Similarly, monitoring data in transit was easier with structured systems, as read and write operations followed defined formats and occurred at specific endpoints. In contrast, with agentic AI, data in transit may move through emails, MCP servers, thousands of integrated tools, and even via prompt injection, making oversight far more complex.
Finally, transport logs are significantly easier to generate and monitor in structured environments, compared to the fragmented and diverse sources now involved in AI-native workflows.
Perimter security or ring fencing will not work in AI Agent workflows.
Securing data in the age of AI means three things. One, handle large volumes of unstructured data coming in through various apps/users/prompts. Two, scan fast streaming data classify data on the fly. And three, precision in data classisfication is key.
Model Health and security
The biggest challenge with models is data drift. As prompting techniques evolve, most models become vulnerable, since they are trained on specific attack patterns, even slight behavioral shifts by bots or attackers can bypass security.

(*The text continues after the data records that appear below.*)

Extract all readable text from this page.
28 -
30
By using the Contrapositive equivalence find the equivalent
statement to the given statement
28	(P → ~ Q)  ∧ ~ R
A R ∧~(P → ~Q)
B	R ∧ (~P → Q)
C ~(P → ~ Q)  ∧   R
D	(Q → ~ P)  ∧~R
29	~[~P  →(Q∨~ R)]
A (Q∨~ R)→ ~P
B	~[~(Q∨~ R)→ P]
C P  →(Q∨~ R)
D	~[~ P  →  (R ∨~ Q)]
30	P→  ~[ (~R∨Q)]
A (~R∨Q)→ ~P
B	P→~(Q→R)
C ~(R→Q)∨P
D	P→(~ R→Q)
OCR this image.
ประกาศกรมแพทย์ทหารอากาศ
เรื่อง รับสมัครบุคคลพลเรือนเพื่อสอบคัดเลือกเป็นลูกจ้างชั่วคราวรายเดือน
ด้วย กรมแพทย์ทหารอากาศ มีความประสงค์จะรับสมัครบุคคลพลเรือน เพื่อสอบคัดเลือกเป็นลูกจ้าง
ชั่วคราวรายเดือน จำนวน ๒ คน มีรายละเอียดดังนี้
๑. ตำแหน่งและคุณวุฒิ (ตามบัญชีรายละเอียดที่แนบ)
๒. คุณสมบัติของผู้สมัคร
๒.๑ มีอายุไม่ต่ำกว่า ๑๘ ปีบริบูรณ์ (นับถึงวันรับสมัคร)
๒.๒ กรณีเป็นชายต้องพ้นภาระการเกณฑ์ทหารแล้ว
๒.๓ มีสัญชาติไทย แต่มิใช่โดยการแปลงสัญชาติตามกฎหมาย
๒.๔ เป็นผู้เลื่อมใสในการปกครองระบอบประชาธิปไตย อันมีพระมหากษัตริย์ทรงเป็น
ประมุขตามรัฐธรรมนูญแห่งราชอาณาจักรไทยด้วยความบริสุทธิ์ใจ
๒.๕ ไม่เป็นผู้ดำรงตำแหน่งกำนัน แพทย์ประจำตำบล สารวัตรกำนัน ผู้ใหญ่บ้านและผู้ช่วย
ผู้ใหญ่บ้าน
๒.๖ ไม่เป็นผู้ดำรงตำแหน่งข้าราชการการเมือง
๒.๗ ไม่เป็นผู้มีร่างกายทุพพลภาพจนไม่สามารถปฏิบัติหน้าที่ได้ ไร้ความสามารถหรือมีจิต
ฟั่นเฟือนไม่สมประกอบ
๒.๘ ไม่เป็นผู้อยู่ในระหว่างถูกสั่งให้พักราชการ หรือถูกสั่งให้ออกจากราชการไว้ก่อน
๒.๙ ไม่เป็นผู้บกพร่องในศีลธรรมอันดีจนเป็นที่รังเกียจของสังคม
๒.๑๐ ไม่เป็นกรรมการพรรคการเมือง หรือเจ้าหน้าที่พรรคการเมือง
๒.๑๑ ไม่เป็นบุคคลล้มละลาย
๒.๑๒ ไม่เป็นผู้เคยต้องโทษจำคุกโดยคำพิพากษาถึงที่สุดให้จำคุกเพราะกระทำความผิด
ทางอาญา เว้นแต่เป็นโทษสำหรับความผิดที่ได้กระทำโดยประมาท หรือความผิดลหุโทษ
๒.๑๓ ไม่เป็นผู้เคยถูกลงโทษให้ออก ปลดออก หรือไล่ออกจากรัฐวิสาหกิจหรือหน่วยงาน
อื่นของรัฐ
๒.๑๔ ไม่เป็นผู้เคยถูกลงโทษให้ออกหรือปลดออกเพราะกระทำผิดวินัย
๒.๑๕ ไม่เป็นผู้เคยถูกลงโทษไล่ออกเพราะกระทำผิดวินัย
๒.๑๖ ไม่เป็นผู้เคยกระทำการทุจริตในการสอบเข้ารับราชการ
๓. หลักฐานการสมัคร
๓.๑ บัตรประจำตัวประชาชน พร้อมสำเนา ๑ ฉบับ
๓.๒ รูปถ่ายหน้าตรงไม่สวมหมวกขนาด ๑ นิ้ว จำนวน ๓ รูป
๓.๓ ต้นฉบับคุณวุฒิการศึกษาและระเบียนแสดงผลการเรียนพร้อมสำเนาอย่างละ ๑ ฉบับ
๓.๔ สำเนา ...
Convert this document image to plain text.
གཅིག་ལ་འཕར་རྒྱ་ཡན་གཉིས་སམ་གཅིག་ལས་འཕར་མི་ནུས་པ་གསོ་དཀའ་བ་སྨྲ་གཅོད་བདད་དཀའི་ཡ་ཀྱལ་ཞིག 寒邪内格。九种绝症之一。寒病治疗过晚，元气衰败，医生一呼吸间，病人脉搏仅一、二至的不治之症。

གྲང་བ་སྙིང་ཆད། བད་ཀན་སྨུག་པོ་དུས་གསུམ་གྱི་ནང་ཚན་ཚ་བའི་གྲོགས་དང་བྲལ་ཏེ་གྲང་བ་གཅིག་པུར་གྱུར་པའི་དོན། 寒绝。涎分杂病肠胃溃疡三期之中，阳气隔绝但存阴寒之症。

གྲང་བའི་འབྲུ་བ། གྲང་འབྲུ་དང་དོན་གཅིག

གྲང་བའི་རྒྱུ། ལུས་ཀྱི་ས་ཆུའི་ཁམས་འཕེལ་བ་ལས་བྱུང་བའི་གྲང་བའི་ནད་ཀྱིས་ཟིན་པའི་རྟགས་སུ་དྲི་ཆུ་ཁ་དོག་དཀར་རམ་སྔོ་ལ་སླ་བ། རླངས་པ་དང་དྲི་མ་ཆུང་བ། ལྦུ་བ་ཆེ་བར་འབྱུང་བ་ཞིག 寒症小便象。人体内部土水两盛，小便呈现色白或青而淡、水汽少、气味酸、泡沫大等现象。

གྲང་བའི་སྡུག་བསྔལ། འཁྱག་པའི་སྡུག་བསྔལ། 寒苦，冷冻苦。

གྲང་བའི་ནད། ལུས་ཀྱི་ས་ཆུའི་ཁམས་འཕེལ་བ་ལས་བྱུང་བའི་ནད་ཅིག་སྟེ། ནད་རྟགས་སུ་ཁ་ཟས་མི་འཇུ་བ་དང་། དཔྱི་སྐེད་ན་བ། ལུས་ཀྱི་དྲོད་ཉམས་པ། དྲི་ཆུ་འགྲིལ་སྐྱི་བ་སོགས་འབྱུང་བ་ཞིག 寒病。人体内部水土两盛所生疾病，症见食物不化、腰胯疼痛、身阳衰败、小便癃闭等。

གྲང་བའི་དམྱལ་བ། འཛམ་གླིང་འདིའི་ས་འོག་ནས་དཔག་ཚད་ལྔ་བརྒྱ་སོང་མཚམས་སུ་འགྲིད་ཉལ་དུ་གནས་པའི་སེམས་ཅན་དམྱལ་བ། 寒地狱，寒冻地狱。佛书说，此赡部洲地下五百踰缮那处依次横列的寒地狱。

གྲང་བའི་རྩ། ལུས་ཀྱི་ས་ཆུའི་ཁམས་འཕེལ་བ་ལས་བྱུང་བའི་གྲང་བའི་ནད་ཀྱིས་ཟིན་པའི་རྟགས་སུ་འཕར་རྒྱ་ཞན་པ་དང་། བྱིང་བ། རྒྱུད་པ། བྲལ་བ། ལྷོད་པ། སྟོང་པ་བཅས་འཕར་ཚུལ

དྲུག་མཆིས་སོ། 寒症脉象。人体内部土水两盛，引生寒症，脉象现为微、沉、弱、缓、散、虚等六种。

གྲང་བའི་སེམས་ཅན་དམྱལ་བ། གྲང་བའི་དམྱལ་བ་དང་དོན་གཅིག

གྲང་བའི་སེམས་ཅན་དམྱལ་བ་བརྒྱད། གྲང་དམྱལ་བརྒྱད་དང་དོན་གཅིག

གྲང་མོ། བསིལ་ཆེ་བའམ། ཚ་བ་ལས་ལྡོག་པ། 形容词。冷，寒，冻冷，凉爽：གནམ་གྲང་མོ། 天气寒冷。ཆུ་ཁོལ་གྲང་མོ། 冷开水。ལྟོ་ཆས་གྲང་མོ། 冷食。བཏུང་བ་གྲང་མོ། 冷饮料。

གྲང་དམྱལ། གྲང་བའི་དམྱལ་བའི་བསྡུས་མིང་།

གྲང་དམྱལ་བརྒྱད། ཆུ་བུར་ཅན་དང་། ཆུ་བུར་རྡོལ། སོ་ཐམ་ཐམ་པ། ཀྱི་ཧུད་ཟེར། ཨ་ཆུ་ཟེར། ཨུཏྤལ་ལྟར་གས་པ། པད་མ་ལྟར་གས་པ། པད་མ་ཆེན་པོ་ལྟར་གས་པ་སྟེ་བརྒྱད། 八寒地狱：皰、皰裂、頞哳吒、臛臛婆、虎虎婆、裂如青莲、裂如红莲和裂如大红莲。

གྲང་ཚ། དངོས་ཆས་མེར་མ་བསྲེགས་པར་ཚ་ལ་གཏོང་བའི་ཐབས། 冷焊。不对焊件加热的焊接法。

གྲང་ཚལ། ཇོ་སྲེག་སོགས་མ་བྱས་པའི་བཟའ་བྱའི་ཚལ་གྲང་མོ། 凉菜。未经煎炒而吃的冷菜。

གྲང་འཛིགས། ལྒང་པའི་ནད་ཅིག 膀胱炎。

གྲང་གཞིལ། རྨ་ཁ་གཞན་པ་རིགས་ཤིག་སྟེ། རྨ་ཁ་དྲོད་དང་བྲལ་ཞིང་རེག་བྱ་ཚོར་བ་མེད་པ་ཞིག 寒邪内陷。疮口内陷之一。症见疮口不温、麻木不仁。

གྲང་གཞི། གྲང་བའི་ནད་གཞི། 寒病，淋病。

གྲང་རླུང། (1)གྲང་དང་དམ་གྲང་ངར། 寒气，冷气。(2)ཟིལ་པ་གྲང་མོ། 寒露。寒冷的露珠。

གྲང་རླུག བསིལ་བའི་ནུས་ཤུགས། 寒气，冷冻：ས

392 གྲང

Another critical issue is the poisoning of self-learning models through repeated prompt injections, gradually corrupting the model architecture.
To address this, you need tools that can monitor these changes in real time and trigger timely alerts, enabling swift retraining on emerging attack patterns.
That’s a wrap for today. As we move forward, we’ll dive deeper into what cybersecurity and compliance truly mean in an agentic world.